Does familiarity with literature itself provide knowledge and, if so, of what kind – knowledge of facts, of the author, of the conventions of the form or tradition, of psychology or cultural history, of oneself?
There is a fundamental difference from the knowledge literature can provide us and the knowledge science can. The understanding we gain from science explains how things happen in the physical world and how we can model that. Whereas, literature gives us insight into why things happen and what effects they have on the people around us and ourselves. Literature is the translation of human thought and emotion into a text. Familiarizing ourselves with it helps us understand core human beliefs and values while also pushing us to question our own nature as individuals. It also weaves together many different aspects of human life and society within it. “The Siege” by Helen Dunmore, a literary work of historical fiction, is a prime example of this. When I read it, I noticed that it gave me much insight into a few key areas of knowledge: cultural and political history, and human psychology.

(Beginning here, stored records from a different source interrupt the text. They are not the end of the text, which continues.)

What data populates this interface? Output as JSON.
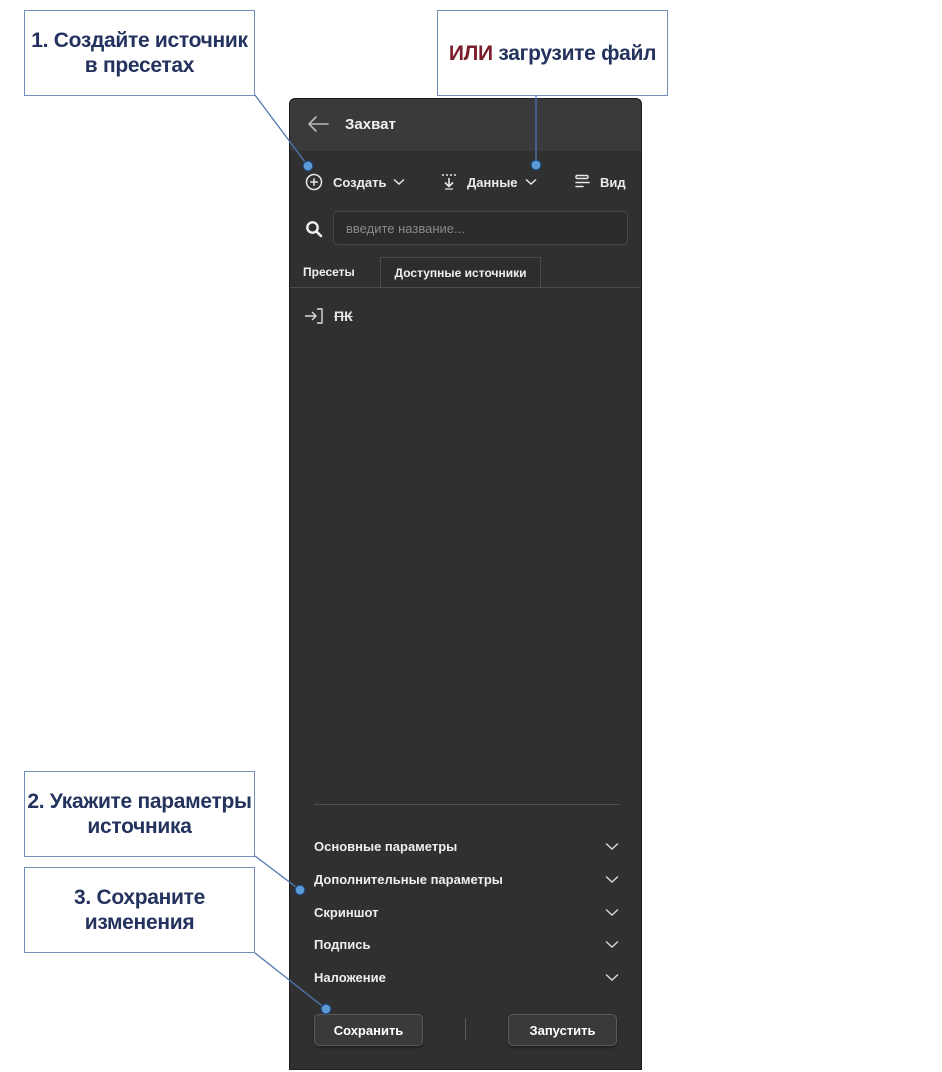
{
  "callouts": {
    "step1": {
      "line1": "1. Создайте источник",
      "line2": "в пресетах"
    },
    "alt": {
      "prefix": "ИЛИ",
      "text": "загрузите файл"
    },
    "step2": {
      "line1": "2. Укажите параметры",
      "line2": "источника"
    },
    "step3": {
      "line1": "3. Сохраните",
      "line2": "изменения"
    }
  },
  "header": {
    "title": "Захват",
    "back_icon": "arrow-left-icon"
  },
  "toolbar": {
    "create_label": "Создать",
    "data_label": "Данные",
    "view_label": "Вид"
  },
  "search": {
    "placeholder": "введите название..."
  },
  "tabs": [
    {
      "label": "Пресеты",
      "active": true
    },
    {
      "label": "Доступные источники",
      "active": false
    }
  ],
  "presets": [
    {
      "name": "ПК",
      "icon": "sign-in-icon"
    }
  ],
  "sections": [
    {
      "label": "Основные параметры"
    },
    {
      "label": "Дополнительные параметры"
    },
    {
      "label": "Скриншот"
    },
    {
      "label": "Подпись"
    },
    {
      "label": "Наложение"
    }
  ],
  "buttons": {
    "save": "Сохранить",
    "run": "Запустить"
  },
  "colors": {
    "panel_bg": "#303030",
    "header_bg": "#3a3a3c",
    "callout_text": "#24335e",
    "callout_accent": "#7a1e2b",
    "leader_line": "#4f78b0",
    "marker_fill": "#5b9ad6"
  }
}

The Siege is set during the Nazi siege of Leningrad (St. Petersburg) in the winter of 1941. The most factual knowledge the novel provides us with is through the context of the narrative. The book opens with a letter from the German Naval staff who write, “The Fuehrer has decided to have Leningrad wiped from the face of the earth.” from Berlin in 1941. This letter makes allusion to Hitler and his hostile political relationship with Soviet Russia. Throughout the book, although never explicitly mentioned, there are multiple references to Stalin and the Communist Party. Anna refers to him as “Koba” which was one of his many nicknames and resentfully talks about the many privileges his party members received such as more food, warmth, and better salaries. This political context is key in establishing the general social sentiment in Russia at the time. These interwoven details are also important to understand Anna’s actions and why they are emotionally compelling. They are also useful in giving us perspective of the societal and emotional impact of historical events that are normally studied analytically.
Another way this literary work provides us with knowledge is through the emotions of the main character and how she deals with the situations she is faced with. It gives us an understanding of human psychology, especially into the fight-or-flight response described by Walter Bradford Cannon. Although it was originally proposed as a physiological response, it is often used to describe emotional responses as well. Throughout the book, Anna is portrayed as facing the most dire, dismal, and hopeless of a situation. She tries to survive the Leningrad winter under German blockade with barely any money and food, an asthmatic brother, and a bedridden father. The burden of surviving falls almost entirely upon her. But even under this pressure, she consistently perseveres to make the most of the situation and somehow make do. Whether it is saving a “quarter slice of bread” every day for her brother, going to a black market to acquire a “burzuika”, or walking through unforgiving weather conditions just to find wood to burn for warmth, she never gives up. She tells herself that she will fight to survive and she does. This inspiring narrative of human determination helps us gain knowledge into the incredible resolve we are capable of. Since it is such an emotionally compelling piece of writing, The Siege makes us question ourselves regarding our own resolve and willpower, helping us discover more about ourselves too.